Le LAPD (Los Angeles Police Department) et d'autres polices locales américaines, régulièrement critiqués pour leur usage excessif de la force, vont adopter de nouvelles pratiques pour désamorcer les situations tendues.


C'est la conséquence d'une série d'incidents très médiatisés comme la mort de Michael Brown, un adolescent afro-américain désarmé tué par la police en 2014 à Ferguson dans le Missouri, ou celle d'Ezell Ford à Los Angeles, à la même période.
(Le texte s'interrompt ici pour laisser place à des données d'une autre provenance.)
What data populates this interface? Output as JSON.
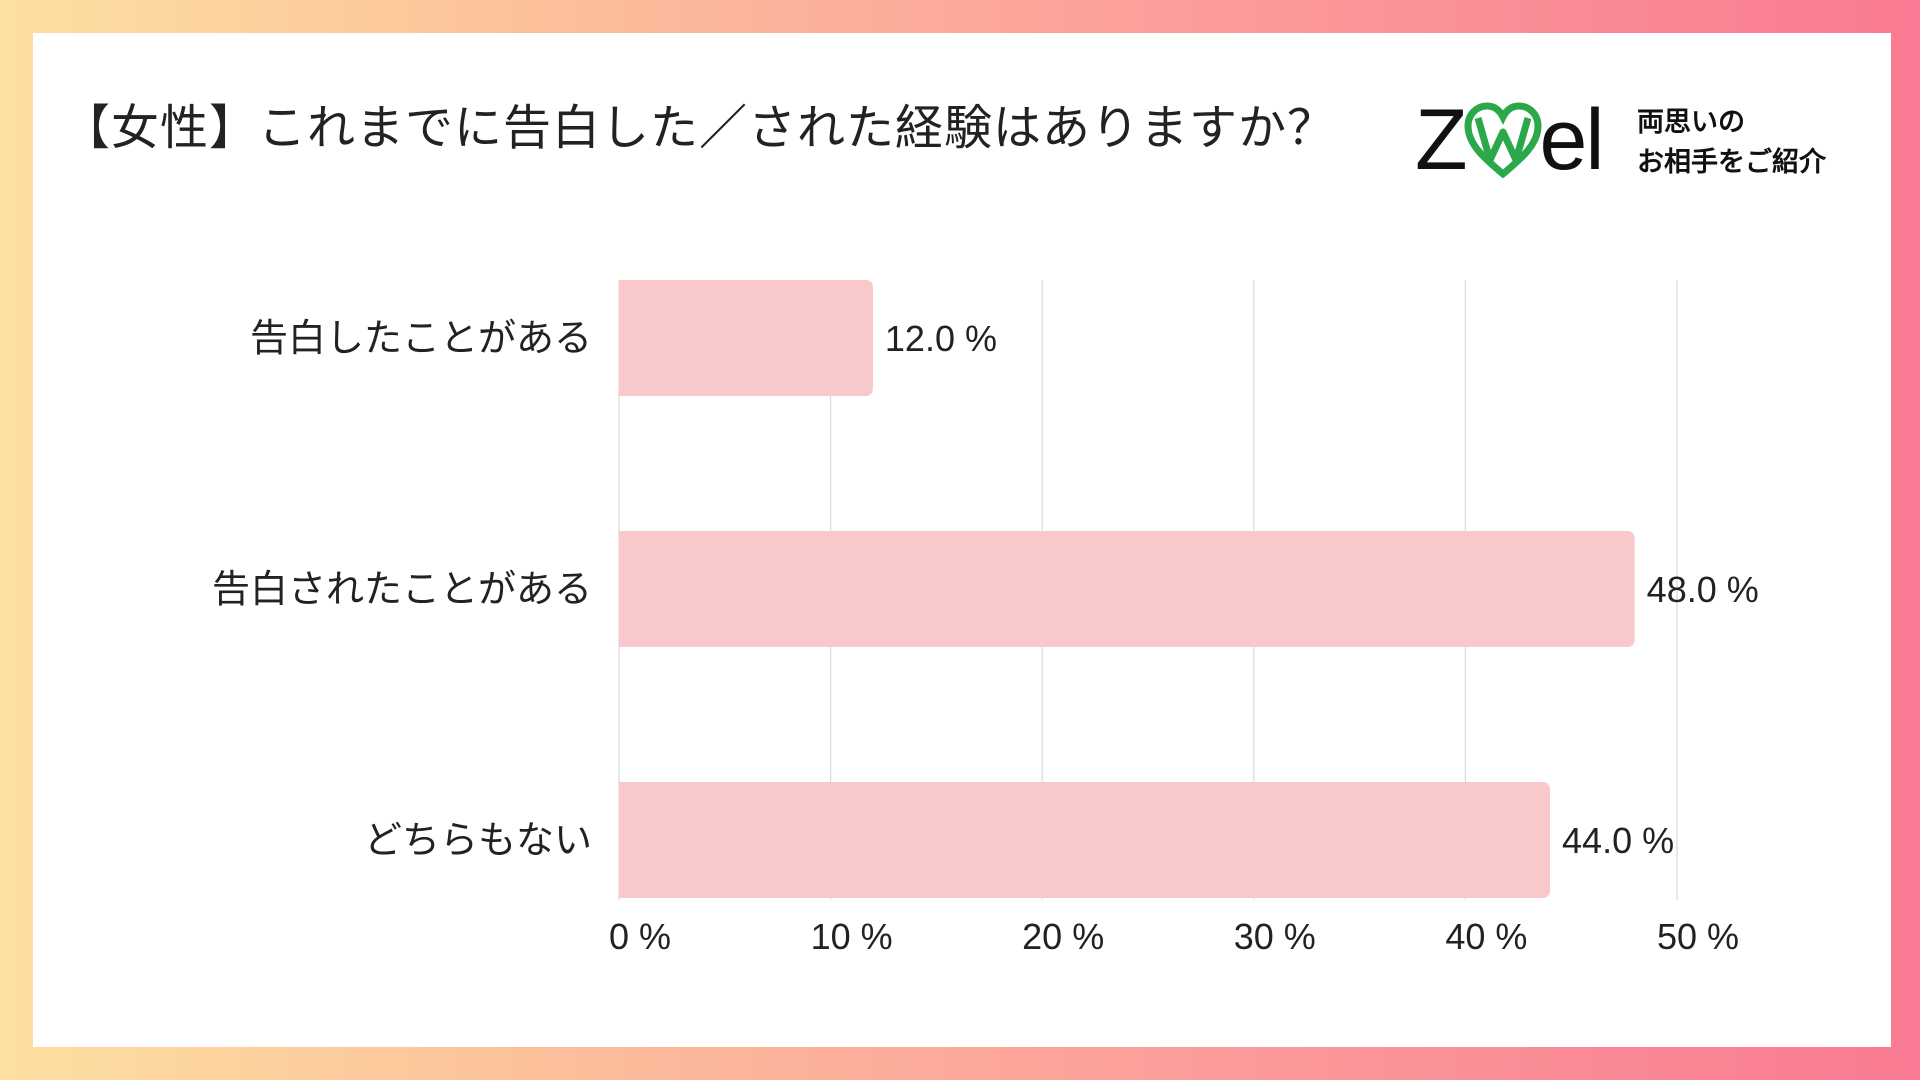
{
  "title": "【女性】これまでに告白した／された経験はありますか？",
  "logo": {
    "wordmark_left": "Z",
    "wordmark_right": "el",
    "heart_icon": "heart-w-icon",
    "tagline_line1": "両思いの",
    "tagline_line2": "お相手をご紹介",
    "brand_color": "#2aa84a"
  },
  "colors": {
    "bar": "#f8c8cb",
    "grid": "#d9d9d9",
    "text": "#222222"
  },
  "chart_data": {
    "type": "bar",
    "orientation": "horizontal",
    "categories": [
      "告白したことがある",
      "告白されたことがある",
      "どちらもない"
    ],
    "values": [
      12.0,
      48.0,
      44.0
    ],
    "value_labels": [
      "12.0 %",
      "48.0 %",
      "44.0 %"
    ],
    "xlim": [
      0,
      50
    ],
    "ticks": [
      0,
      10,
      20,
      30,
      40,
      50
    ],
    "tick_labels": [
      "0 %",
      "10 %",
      "20 %",
      "30 %",
      "40 %",
      "50 %"
    ],
    "grid": true,
    "legend": "none"
  }
}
Ils  avaient entraîné des manifestations parfois violentes à travers le pays. 

Le préambule des nouvelles mesures stipule que les agents "doivent tenter de contrôler une situation en faisant usage du temps, de la distance, de la communication et des ressources disponibles dans le but de la désamorcer, quand ils peuvent le faire, en sécurité et raisonnablement".


Selon le chef du LAPD Charlie Beck, "ces directives vont entraîner des changements dans notre recours à la force, nos pratiques et notre entraînement".

Une mesure positive, toutefois discutée

Pour le LAPPL (Los Angeles Police Protective League, soit le syndicat des policiers de Los Angeles), ce n'est qu'une officialisation de pratiques déjà en cours : "Préserver les vies innocentes et désamorcer les situations dangereuses a toujours été, et continuera d'être, une valeur primordiale des policiers de Los Angeles".


Des organisations de protection des droits civiques ont toutefois jugé que ces changements étaient insuffisants et manquaient de détails concernant les techniques préconisées, les facteurs et le contexte constituant un usage raisonnable de la force. L'organisation anti-violences policières "Black Lives Matter", entre autres, estime que le LAPD n'en fait pas assez pour éviter les interactions létales.  Ces nouvelles pratiques "ne vont pas changer les conditions sur le terrain", ajoute Jerry Dietrich, de l'association Stop LAPD Spying Coalition.